坐下后,严宇开始偷偷打量起周围的鬼,有的鬼身上还在冒血,时不时抖动一下,像是忍耐着极大的疼痛,有的人垂着头包扎伤口,手臂血肉模糊,应该是不久前被白虫啃食过。周围安静如鸡,严宇情不自禁紧张起来,双手发汗。

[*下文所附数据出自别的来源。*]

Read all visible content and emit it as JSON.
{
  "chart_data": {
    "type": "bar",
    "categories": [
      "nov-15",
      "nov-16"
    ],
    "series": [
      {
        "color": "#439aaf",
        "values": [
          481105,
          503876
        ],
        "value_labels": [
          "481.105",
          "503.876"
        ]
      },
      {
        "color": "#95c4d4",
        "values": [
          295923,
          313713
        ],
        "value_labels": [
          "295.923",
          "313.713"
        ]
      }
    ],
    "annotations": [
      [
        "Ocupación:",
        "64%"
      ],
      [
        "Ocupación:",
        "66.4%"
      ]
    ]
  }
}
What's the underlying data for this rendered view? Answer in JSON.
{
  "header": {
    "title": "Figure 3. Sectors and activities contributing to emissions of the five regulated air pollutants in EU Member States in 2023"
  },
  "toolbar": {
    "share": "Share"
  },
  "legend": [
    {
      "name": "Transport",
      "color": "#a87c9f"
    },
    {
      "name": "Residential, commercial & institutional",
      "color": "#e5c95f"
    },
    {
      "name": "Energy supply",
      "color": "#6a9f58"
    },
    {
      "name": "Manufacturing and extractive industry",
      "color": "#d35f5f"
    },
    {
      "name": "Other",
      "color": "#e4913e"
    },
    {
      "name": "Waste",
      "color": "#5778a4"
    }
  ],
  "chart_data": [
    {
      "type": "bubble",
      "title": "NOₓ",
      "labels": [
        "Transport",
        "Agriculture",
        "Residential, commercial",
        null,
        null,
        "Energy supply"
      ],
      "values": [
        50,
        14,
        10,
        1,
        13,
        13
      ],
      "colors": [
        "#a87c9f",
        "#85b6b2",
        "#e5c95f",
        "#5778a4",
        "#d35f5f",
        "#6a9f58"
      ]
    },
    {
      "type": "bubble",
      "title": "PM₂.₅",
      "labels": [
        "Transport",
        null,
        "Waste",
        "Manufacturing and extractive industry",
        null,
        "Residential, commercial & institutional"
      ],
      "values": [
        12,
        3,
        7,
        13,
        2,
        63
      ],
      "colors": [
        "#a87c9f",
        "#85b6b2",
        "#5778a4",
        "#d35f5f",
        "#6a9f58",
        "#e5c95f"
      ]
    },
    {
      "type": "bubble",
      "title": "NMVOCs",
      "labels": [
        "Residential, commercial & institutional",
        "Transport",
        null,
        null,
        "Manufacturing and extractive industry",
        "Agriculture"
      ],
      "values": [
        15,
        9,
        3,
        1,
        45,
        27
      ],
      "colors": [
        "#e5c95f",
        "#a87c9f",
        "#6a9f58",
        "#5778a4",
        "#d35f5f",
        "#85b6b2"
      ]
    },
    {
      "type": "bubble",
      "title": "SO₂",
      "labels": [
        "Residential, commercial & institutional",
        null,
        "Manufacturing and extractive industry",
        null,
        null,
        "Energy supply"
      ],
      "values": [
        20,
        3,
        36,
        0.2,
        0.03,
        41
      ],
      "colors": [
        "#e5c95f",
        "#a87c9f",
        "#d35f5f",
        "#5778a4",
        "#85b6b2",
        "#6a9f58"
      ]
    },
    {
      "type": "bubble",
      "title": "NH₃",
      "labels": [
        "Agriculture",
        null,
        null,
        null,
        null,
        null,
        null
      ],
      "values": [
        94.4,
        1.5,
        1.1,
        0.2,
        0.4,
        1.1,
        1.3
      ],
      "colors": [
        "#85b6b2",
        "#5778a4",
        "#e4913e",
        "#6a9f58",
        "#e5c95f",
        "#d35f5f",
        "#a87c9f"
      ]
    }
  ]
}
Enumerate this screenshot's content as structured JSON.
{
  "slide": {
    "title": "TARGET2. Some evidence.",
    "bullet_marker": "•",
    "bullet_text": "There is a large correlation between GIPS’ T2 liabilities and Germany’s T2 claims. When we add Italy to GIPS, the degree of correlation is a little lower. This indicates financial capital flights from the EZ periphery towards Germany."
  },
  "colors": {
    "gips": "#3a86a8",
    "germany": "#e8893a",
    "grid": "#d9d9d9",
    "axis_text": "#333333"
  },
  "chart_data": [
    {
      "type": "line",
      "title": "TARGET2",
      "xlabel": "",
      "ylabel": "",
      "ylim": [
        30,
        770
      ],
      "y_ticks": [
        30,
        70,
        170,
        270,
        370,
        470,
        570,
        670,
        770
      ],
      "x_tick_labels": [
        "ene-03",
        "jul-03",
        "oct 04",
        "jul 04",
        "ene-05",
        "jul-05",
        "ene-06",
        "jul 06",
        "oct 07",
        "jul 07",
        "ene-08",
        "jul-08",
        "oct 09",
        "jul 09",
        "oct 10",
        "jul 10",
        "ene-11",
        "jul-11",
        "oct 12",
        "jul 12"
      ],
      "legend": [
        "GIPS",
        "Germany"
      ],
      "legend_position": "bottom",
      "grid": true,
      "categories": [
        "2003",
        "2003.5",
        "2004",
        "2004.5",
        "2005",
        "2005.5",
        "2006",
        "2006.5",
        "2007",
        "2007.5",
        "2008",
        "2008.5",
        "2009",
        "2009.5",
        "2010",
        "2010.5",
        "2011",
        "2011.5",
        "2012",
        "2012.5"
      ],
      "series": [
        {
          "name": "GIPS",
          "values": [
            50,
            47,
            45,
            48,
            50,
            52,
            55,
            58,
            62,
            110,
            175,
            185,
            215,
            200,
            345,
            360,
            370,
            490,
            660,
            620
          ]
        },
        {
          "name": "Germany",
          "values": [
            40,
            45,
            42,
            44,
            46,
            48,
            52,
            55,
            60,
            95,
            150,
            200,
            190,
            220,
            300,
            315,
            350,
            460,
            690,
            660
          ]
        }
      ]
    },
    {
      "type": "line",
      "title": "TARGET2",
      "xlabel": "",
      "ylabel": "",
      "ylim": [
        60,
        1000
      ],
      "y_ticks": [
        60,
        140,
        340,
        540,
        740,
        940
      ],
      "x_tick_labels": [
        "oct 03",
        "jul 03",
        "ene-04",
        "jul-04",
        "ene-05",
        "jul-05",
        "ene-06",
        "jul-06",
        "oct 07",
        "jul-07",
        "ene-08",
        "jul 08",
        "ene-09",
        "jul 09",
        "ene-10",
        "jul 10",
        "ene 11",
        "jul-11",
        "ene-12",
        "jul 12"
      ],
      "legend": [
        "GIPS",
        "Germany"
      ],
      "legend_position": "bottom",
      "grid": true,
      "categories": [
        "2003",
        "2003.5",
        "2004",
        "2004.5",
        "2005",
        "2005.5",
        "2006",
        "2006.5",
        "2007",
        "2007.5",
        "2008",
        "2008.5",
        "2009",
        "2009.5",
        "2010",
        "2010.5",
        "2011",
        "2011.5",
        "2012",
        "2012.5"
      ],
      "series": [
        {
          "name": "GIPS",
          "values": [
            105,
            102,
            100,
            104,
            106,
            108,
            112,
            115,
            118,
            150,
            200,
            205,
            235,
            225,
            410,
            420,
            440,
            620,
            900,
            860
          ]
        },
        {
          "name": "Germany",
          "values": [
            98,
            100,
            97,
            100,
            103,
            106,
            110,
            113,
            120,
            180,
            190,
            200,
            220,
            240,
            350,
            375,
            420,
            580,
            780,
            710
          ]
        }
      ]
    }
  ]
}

忽然,食堂最中央一位高大的男生站了起来,径直走到严宇身边,目光直勾勾的盯着他,挑眉道:“你就是安然的同伙?”
严宇吞了吞口水,弱弱纠正道:“是同伴。”
男生继续道:“你们见到那个女人了?”
他口中的那个女人,不会就是江凝吧?除了她,好像也没有谁让这群鬼怪这般闻风丧胆。
想到江凝,严宇瞬间严肃起来,安然和江凝一伙的事情坚决不能暴露,哪怕刀架在他脖子上,他只要打死不认,对面就拿他没办法。
人在紧张时脑子转的最快,严宇突然有了个好主意。
他点了点头,正色道:“见到了,她一个鬼被关在房间里数年,早就疯魔了,现在一心想逃出来,看到我和安然脱口便要我们帮她逃跑。好在我们事先听到过她做的恶事,深知她不是好人,当即就拒绝了她。不曾想这女鬼心胸狭窄的很,见我们不同意那是怒气横生,百般折磨我和安然。”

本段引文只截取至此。